To solve these questions, we need to use equations of motion and kinematic principles. Let's go through each question step by step:

(a) To find the total time in the air, we can use the vertical motion equation:

h = ut + (1/2)gt^2

where:
h = height (50 m)
u = initial vertical velocity (35 m/s * sin(50°))
g = acceleration due to gravity (-9.8 m/s^2)
t = time

Rearranging the equation to solve for t, we have:

t = (2h / g)^(1/2)

Substituting the given values, we can calculate the total time in the air.

(b) To find the horizontal distance from the base of the building to the point where the rock strikes the ground, we can use the horizontal motion equation:

x = ut + (1/2)gt^2

where:
x = horizontal distance
u = initial horizontal velocity (35 m/s * cos(50°))
g = 0 m/s^2 (since there is no acceleration in the horizontal direction)
t = time (which we calculated in part (a))
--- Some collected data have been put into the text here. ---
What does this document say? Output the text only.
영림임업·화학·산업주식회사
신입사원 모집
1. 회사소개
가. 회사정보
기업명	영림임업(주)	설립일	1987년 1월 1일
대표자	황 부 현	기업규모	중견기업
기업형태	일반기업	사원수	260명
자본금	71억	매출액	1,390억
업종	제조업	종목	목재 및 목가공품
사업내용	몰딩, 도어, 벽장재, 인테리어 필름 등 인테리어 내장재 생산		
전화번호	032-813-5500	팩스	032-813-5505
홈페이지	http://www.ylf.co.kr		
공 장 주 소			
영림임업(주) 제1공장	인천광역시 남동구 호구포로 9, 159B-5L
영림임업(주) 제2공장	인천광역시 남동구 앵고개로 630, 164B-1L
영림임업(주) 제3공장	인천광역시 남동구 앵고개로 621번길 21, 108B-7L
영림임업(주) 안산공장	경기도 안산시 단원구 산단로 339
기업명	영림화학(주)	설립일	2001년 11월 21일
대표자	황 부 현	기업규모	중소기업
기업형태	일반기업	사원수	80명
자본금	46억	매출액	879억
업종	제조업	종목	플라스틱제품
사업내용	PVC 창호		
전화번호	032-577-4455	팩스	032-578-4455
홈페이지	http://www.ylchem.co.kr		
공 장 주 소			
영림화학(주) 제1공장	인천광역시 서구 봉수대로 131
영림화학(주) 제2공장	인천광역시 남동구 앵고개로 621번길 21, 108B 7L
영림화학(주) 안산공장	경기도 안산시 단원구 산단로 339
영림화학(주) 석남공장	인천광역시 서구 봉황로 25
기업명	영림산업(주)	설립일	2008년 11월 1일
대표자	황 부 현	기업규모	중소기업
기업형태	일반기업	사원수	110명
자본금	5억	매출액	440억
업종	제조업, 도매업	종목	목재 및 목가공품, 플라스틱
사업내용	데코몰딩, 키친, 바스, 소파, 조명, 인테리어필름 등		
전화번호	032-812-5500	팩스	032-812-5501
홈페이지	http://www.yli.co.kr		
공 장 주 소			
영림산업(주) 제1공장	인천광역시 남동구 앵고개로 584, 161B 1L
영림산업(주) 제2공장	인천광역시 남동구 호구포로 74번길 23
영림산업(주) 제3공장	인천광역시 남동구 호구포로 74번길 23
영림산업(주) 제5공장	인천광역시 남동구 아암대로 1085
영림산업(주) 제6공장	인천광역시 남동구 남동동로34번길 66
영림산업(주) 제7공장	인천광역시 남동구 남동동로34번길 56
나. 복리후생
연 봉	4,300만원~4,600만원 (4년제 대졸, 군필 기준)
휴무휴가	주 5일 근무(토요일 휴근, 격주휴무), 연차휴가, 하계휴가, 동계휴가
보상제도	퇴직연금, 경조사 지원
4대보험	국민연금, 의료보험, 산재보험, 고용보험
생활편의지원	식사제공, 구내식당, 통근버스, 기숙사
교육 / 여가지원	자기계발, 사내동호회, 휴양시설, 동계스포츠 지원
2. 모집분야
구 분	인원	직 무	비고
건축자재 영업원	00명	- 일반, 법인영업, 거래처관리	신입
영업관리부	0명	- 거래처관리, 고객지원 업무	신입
Substituting the given values, we can calculate the horizontal distance.

(c) The maximum height above the building can be found using the equation:

h_max = (u^2 * sin^2(theta)) / (2g)

where:
h_max = maximum height above the building
u = initial velocity of the rock (35 m/s)
theta = angle of projection (50°)
g = acceleration due to gravity (-9.8 m/s^2)

Substituting the given values, we can calculate the maximum height.

(d) To find the velocity of the rock just before it hits the ground, we can use the equation:

v = u + gt

where:
v = final velocity (just before it hits the ground)
u = initial velocity of the rock (35 m/s)
g = acceleration due to gravity (-9.8 m/s^2)
t = total time in the air (calculated in part (a))

Substituting the given values, we can calculate the final velocity.

Now, with the equations and steps outlined, you can use these formulas and the given values to find the answers to each question.